Buongiorno
Novara

Caso Djalali: “E’ malato di tumore, serve un ricovero urgente”

“Chiediamo un processo equo per Ahmadreza Djalali, ma anche un ricovero urgente. Angelino Alfano e Federica Mogherini facciano pressione. Siamo giunti al momento clou della vicenda. Noi continueremo questa lotta per salvarlo”. Luca Ragazzoni, medico e ricercatore novarese del Crimedim, che per 4 mesi ha lavorato a fianco di Djalali, si appella al ministro degli Esteri e all’Alto rappresentante dell’Unione per gli affari esteri e la politica di sicurezza dopo i recenti sviluppi sul caso del ricercatore imprigionato in Iran da aprile dell’anno scorso, con l’accusa di essere una spia del Mossad. E’ di ieri la notizia, diffusa dal Center for Human Rights in Iran, della sospensione della condanna a morte e di un possibile tumore allo stomaco, da cui Djalali sospetta di essere affetto. Nella foto in alto appare in effetti molto dimagrito, anche a causa dei lunghi scioperi della fame condotti contro l’isolamento in cui versa nel carcere di Evin. Il caso è ora al vaglio della 33^ sezione della Corte suprema iraniana.

Questa mattina, a Palazzo Madama, si è tenuta una conferenza stampa, in cui si è fatto il punto della situazione. Rispetto alla sospensione della condanna capitale, il presidente della Commissione diritti umani del Senato, Luigi Manconi che insieme alla collega novarese Elena Ferrara stanno seguendo da vicino la questione, ha commentato: “E’ una fragile ed esile novità, ma è anche un fatto positivo. La mobilitazione internazionale ha avuto senso. Questa sospensione accende una speranza, che va sostenuta e protetta”.

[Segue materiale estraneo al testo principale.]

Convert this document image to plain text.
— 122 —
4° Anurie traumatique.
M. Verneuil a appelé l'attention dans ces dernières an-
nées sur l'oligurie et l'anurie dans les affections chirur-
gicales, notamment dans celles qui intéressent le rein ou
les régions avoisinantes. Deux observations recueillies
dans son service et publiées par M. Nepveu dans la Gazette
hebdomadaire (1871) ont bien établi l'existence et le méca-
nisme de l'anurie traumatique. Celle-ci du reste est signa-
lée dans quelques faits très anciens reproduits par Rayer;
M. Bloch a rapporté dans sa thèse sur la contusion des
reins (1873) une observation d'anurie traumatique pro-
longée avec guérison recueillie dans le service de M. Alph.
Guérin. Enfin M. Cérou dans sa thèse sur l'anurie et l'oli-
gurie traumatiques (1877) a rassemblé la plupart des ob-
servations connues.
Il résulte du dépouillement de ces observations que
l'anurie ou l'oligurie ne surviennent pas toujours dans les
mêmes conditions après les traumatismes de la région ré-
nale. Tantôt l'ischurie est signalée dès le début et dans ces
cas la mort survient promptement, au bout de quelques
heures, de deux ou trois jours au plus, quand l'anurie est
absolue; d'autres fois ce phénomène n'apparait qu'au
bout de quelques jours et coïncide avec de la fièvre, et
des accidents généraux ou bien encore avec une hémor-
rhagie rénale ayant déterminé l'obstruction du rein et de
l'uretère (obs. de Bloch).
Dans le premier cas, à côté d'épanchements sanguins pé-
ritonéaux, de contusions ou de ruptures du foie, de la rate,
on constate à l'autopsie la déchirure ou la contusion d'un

Secondo Pia Locatelli, presidente del Comitato permanente sui diritti umani, “potrebbe trattarsi di una sospensione tecnica, ma che rappresenta un segnale di maggiore prudenza da parte dell’Iran”.

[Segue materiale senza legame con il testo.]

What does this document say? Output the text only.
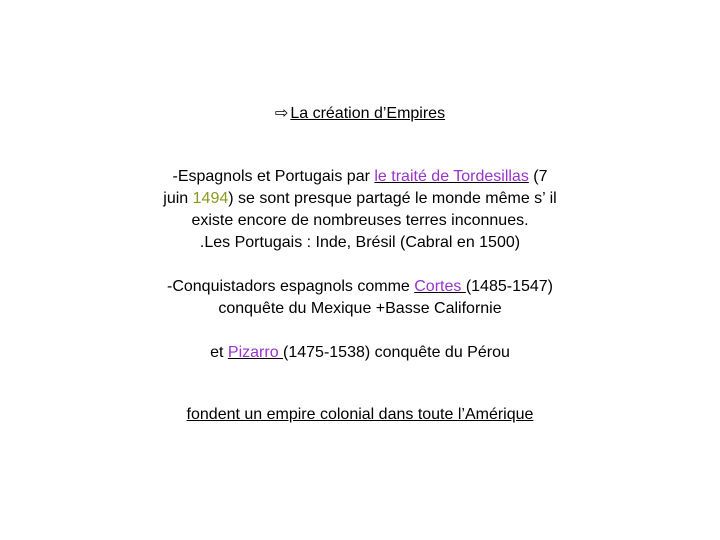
⇨ La création d’Empires
-Espagnols et Portugais par le traité de Tordesillas (7
juin 1494) se sont presque partagé le monde même s’ il
existe encore de nombreuses terres inconnues.
.Les Portugais : Inde, Brésil (Cabral en 1500)
-Conquistadors espagnols comme Cortes (1485-1547)
conquête du Mexique +Basse Californie
et Pizarro (1475-1538) conquête du Pérou
fondent un empire colonial dans toute l’Amérique
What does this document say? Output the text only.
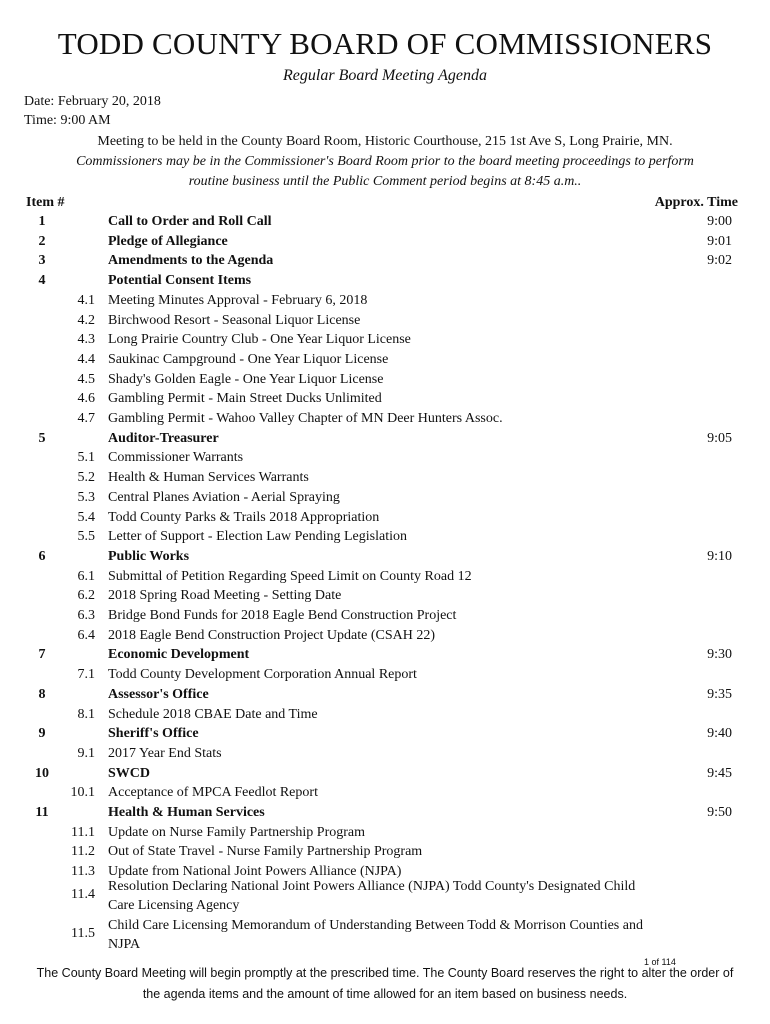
TODD COUNTY BOARD OF COMMISSIONERS
Regular Board Meeting Agenda
Date: February 20, 2018
Time: 9:00 AM
Meeting to be held in the County Board Room, Historic Courthouse, 215 1st Ave S, Long Prairie, MN.
Commissioners may be in the Commissioner's Board Room prior to the board meeting proceedings to perform
routine business until the Public Comment period begins at 8:45 a.m..
Item #	Approx. Time
1	Call to Order and Roll Call	9:00
2	Pledge of Allegiance	9:01
3	Amendments to the Agenda	9:02
4	Potential Consent Items
4.1 Meeting Minutes Approval - February 6, 2018
4.2 Birchwood Resort - Seasonal Liquor License
4.3 Long Prairie Country Club - One Year Liquor License
4.4 Saukinac Campground - One Year Liquor License
4.5 Shady's Golden Eagle - One Year Liquor License
4.6 Gambling Permit - Main Street Ducks Unlimited
4.7 Gambling Permit - Wahoo Valley Chapter of MN Deer Hunters Assoc.
5	Auditor-Treasurer	9:05
5.1 Commissioner Warrants
5.2 Health & Human Services Warrants
5.3 Central Planes Aviation - Aerial Spraying
5.4 Todd County Parks & Trails 2018 Appropriation
5.5 Letter of Support - Election Law Pending Legislation
6	Public Works	9:10
6.1 Submittal of Petition Regarding Speed Limit on County Road 12
6.2 2018 Spring Road Meeting - Setting Date
6.3 Bridge Bond Funds for 2018 Eagle Bend Construction Project
6.4 2018 Eagle Bend Construction Project Update (CSAH 22)
7	Economic Development	9:30
7.1 Todd County Development Corporation Annual Report
8	Assessor's Office	9:35
8.1 Schedule 2018 CBAE Date and Time
9	Sheriff's Office	9:40
9.1 2017 Year End Stats
10	SWCD	9:45
10.1 Acceptance of MPCA Feedlot Report
11	Health & Human Services	9:50
11.1 Update on Nurse Family Partnership Program
11.2 Out of State Travel - Nurse Family Partnership Program
11.3 Update from National Joint Powers Alliance (NJPA)
11.4
Resolution Declaring National Joint Powers Alliance (NJPA) Todd County's Designated Child
Care Licensing Agency
11.5
Child Care Licensing Memorandum of Understanding Between Todd & Morrison Counties and
NJPA
1 of 114
The County Board Meeting will begin promptly at the prescribed time. The County Board reserves the right to alter the order of
the agenda items and the amount of time allowed for an item based on business needs.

Un nuovo appello all’Europa è stato lanciato da Fidu, Nessuno tocchi Caino, Ensemble contre le peine de morte e dal Center for Human Rights in Iran, anche alla luce delle contestazioni che hanno interessato il Paese a partire dagli ultimi giorni del 2017. Episodi che avrebbero uno stretto collegamento con la vicenda di Djalali, per quanto concerne la “libertà di ricerca e di diffusione del sapere scientifico”, come è stato sottolineato questa mattina nella conferenza a Palazzo Madama, in cui sono stati diffusi dati preoccupanti. Dal 28 dicembre a oggi in Iran sarebbero state arrestate più di 7.000 persone, fra cui moltissimi studenti, lontani dall’attivismo politico. 3 detenuti sono morti (uno proprio nella prigione di Evin, dove è rinchiuso anche il ricercatore del Crimedim): secondo le autorità locali si tratterebbe di suicidi, per gli osservatori invece potrebbero essere morti in seguito a torture. In Iran nel 2016 risultano 530 esecuzioni capitali, 548 nel 2017, secondo quanto riferito da Elisabetta Zamparutti, rappresentante italiana nel Comitato prevenzione tortura del Consiglio d’Europa e tesoriera di Nessuno tocchi Caino.